И в этот последний перед заходом солнца час смерд Давило вспомнил так много, почти всю свою жизнь.

Память воскресила далекое время, еще при княжении Ольги, когда у него был небольшой клочок земли да хижина за Перевесищем.

Тогда Давило проклинал ту чахлую землю с вечным недородом, проклинал хижину, в которой нечего было поставить на огнище, в которой он, жена и дети спали вповалку на твердой холодной земле.

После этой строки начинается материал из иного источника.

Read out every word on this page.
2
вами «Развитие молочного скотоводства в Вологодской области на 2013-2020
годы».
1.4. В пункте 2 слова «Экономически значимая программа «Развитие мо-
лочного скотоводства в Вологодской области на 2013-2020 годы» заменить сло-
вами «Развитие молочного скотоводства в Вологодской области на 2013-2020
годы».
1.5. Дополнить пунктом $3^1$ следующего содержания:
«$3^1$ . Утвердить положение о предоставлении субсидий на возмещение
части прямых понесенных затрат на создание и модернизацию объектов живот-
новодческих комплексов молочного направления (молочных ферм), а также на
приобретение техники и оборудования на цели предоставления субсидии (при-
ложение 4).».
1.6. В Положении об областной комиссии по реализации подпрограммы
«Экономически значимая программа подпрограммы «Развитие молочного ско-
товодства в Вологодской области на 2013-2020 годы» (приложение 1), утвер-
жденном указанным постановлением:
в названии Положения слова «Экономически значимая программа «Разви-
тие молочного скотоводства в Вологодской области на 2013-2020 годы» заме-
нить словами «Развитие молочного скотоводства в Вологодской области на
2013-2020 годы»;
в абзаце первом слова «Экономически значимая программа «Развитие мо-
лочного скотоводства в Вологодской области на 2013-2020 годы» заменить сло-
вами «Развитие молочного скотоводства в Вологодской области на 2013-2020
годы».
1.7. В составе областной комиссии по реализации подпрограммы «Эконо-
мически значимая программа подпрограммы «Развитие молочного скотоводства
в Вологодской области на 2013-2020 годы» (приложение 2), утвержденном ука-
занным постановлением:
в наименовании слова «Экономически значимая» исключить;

Сейчас он вспоминал тот жалкий клочок как священную землю, а убогая хижина отца казалась ему теремом. После вокняжения Ярополка двор забрали, хижину разрушили, а его самого с семьей прогнали в пески, за Оболонь.

Давило не сдавался, он верил, что это минует, шли слухи, будто на Ярополка идет брат его Владимир, он, сын рабыни, защитит старые законы и обычаи.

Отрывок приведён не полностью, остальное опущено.